Photo by me, April 2015.

I came across the Auchumpkee Creek covered bridge by chance. I was driving down U.S. Highway 19 through the rolling hills covered in pine trees and the sporadic fields south of Thomaston in southern Upson County when I saw a sign for the bridge.

These are the surprises you find on the back roads. A sign with an arrow pointing a direction to something interesting that you didn't know existed and you find yourself changing your plan to see that thing. I wouldn't normally go out of my way to see a covered bridge but if I happen on one I will stop, take a few photos and admire the craftsmanship and beauty of the bridge.

Covered bridges fall into the same category as lighthouses for me. They are objects that have been highly and unnecessarily romanticized in popular culture for no good reason. They represent the past and some mythical idea that life was better then. When I see covered bridges and lighthouses I think of terrible prints hanging on bathroom walls in some country themed restaurant or some elderly relative's kitchen wall. The Bridges Of Madison County is a perfect example of this romanticizing of covered bridges.

Photo by me, April 2015.
Photo by me, April 2015.

When the original covered bridge was built in this spot in 1892 cotton and peaches were the main ways to make a living in Upson County. The American Civil War was only twenty-seven years in the past and plenty of people that had been alive during it were still around so it had not much faded into history yet. The bridge would last one hundred and two years before Alberto born in a distant sea would flood the creek it was built over and take it down.

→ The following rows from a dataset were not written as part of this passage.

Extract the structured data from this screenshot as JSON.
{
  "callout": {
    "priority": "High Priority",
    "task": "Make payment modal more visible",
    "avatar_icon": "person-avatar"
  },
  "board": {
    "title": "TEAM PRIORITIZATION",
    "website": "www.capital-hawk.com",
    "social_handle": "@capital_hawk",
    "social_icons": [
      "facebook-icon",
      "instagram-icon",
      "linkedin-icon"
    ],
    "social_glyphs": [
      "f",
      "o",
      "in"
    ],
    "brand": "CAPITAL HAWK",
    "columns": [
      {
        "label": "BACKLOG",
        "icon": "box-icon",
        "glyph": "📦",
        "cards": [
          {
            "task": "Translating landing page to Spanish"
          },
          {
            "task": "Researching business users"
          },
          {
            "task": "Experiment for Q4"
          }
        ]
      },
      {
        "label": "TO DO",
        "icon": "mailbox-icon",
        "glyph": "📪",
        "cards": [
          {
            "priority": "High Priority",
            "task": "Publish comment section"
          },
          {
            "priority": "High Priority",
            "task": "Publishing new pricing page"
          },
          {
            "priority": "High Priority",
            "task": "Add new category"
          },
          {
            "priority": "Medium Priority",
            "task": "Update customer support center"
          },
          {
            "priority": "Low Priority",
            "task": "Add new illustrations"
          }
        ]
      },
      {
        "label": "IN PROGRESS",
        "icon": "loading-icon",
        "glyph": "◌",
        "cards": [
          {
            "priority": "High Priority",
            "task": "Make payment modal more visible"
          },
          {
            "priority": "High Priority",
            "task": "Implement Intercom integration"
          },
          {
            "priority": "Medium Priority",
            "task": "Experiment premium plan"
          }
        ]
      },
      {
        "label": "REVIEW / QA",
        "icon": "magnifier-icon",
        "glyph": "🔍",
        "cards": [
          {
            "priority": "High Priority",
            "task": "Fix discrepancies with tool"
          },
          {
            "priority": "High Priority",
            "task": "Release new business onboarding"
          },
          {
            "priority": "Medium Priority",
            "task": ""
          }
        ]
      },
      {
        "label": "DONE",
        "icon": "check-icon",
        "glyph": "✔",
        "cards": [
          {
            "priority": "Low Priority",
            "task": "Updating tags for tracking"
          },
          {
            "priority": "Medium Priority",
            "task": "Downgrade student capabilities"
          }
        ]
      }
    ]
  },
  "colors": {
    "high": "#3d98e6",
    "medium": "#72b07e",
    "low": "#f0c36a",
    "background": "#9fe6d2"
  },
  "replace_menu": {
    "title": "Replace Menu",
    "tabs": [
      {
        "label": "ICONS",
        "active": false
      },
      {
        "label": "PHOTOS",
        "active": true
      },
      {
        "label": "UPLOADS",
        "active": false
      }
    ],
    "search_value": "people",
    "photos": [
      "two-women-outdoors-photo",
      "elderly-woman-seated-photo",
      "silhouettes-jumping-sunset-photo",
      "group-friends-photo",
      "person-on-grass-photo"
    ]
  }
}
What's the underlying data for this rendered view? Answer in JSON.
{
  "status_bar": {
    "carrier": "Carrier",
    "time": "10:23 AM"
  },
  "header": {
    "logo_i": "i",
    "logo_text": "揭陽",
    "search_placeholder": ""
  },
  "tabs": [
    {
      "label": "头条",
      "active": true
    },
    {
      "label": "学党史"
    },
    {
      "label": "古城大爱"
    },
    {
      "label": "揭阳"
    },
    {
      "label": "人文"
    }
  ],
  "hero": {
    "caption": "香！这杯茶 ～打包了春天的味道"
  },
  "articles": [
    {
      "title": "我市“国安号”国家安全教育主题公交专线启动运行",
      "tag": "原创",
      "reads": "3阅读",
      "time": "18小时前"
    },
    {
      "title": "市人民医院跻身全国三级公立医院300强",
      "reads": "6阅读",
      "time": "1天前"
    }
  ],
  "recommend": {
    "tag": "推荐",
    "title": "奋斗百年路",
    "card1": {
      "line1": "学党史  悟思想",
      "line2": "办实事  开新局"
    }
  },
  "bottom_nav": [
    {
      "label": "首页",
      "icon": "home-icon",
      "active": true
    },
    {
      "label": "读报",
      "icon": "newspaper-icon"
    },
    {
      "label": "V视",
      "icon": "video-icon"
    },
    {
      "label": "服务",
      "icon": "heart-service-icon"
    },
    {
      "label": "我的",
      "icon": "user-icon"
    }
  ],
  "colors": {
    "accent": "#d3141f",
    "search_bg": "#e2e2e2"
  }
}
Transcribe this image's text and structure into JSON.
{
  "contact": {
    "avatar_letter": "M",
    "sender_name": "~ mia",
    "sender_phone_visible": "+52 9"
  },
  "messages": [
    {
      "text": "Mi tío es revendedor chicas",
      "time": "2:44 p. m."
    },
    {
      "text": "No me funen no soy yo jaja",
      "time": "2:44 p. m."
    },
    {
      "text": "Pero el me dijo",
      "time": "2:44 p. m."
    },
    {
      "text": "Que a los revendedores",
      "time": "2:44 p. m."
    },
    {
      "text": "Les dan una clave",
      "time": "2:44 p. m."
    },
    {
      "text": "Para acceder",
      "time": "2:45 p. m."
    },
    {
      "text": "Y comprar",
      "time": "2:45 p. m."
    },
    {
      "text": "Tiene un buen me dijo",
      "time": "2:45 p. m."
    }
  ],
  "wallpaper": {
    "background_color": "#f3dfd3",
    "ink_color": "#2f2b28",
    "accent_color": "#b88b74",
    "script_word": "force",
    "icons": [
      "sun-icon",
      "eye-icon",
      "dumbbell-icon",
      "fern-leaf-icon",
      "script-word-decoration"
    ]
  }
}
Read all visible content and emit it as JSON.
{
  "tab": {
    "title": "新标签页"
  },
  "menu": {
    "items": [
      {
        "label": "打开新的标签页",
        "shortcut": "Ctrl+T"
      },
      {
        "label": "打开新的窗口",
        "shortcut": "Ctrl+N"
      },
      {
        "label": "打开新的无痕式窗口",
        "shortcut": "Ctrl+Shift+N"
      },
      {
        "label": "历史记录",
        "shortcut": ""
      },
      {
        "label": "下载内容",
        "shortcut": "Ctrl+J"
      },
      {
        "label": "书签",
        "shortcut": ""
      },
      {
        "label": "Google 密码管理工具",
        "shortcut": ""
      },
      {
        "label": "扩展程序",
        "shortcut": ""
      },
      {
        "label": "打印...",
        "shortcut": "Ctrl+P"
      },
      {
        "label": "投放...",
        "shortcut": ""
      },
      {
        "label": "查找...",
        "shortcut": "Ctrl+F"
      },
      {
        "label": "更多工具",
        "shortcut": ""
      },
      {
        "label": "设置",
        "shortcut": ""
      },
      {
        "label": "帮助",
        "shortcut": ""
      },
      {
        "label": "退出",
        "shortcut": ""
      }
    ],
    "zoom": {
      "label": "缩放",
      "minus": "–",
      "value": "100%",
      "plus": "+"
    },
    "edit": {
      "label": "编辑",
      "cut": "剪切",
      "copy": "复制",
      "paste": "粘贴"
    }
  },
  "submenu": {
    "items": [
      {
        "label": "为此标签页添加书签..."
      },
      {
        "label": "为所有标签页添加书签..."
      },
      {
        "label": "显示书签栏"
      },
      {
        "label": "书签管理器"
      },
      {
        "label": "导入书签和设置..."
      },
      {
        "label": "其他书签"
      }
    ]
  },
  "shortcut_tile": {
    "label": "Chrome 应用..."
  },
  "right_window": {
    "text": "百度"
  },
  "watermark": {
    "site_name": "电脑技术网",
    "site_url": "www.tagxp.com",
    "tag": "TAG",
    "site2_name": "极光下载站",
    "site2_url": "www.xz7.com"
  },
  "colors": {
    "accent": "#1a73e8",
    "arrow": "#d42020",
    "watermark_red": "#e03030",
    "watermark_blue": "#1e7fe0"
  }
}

After the flood of 1994 when federal relief funds were funneled into Upson County they decided to rebuild the bridge. It took $200,000 and to bring in a bridge builder by the name of Arnold Graton from New Hampshire but the new covered bridge was finished in 1997.

Photo by me, April 2015.
Photo by me, April 2015.


The area around the bridge is a park now. It is a pretty spot on a side road off a federal highway in a county in the middle of nowhere. It is far from the interstate, a modern reconstruction of the past in a place that has turned its back on the modern world. It is worth seeing if you pass it traveling the back roads of time.



*Rainfall statistics used were from the National Weather Service reporting station in the county seat of Thomaston.